# HP Deskjet 940c druckt nicht (3 LEDs blinken wild)



## GRSnordicViking (28. Mai 2018)

Hallo zusammen,

Jahrelange leistet uns nun schon der
HP Deskjet 940c treue Dienste.

Heute streikt er jedoch.
Wenn er an ist, (ohne Verbindung zum PC) leuchtet von 3 Leuchten die rechte (Power) Leuchte durchgehend grün. die beiden daneben sind aus.
So soll es auch sein.

FEHLER: Sobald man den Drucker über USB mit meinem Windows10 PC verbindet blinken alle 3 Leuchten wild durcheinander und er rührt sich nicht mehr.
Das ist neu, vorher ging alles problemlos...

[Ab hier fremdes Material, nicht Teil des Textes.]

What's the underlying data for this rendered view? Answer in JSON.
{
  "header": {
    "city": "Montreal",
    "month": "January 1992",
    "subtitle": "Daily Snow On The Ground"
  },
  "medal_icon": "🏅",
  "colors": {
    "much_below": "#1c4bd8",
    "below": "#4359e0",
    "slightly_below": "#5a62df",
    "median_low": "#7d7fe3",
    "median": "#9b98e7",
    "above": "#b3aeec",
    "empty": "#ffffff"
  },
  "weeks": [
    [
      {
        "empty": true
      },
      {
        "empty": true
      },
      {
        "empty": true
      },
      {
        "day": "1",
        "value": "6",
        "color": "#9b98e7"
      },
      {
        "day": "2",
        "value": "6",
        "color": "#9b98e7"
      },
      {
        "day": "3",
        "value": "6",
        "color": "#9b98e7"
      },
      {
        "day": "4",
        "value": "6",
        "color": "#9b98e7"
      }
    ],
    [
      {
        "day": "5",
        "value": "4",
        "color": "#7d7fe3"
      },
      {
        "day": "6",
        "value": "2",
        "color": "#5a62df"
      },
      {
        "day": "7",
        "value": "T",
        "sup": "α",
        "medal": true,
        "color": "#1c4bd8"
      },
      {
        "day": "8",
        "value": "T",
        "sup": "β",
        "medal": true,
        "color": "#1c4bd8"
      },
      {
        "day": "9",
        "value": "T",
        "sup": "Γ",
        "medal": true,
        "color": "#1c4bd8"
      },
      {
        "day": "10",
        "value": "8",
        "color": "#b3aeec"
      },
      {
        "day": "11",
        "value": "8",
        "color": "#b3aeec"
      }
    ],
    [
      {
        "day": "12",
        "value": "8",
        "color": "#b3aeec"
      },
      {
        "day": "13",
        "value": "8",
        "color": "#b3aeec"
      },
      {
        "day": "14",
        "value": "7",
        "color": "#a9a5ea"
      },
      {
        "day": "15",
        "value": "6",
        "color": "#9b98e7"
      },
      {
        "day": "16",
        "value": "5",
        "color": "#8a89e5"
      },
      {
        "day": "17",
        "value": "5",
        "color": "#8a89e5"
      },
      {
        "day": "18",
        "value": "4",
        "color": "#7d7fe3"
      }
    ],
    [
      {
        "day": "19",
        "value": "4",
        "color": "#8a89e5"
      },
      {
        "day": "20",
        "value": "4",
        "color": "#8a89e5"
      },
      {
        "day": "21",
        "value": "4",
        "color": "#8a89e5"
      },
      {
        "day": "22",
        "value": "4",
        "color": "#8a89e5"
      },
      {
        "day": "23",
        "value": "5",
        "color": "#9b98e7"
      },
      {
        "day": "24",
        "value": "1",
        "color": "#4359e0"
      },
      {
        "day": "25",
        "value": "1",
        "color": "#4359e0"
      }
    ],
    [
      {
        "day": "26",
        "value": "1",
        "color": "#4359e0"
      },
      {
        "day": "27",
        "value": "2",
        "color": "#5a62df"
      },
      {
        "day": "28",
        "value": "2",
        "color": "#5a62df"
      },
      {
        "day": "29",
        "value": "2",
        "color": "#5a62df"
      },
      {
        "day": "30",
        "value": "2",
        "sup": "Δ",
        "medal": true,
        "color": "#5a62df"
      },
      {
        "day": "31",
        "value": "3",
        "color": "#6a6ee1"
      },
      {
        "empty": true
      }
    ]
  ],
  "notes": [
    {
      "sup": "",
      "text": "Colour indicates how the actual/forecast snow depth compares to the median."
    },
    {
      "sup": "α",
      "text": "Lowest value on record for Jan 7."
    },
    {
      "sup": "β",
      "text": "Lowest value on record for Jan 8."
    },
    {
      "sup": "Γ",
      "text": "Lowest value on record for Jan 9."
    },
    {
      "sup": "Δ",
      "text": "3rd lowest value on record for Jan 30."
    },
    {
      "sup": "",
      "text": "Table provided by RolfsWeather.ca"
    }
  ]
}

Wer hat einen Tipp für Nomaluser wie mich?

Vielen dank.


----------



## GRSnordicViking (28. Mai 2018)

An meinem Win10 Laptop funktioniert drucken normal, nicht jedoch an meinem PC.
Muss also irgend ein Treiberproblem an meinem PC sein.


----------



## Talhuber (28. Mai 2018)

Hi, ich würde den Drucker im Geräte-Manager komplett deinstallieren, sobald Du den Drucker wieder angeschalten hast, sollte Win10 den neuen Treiber automatisch installieren...


----------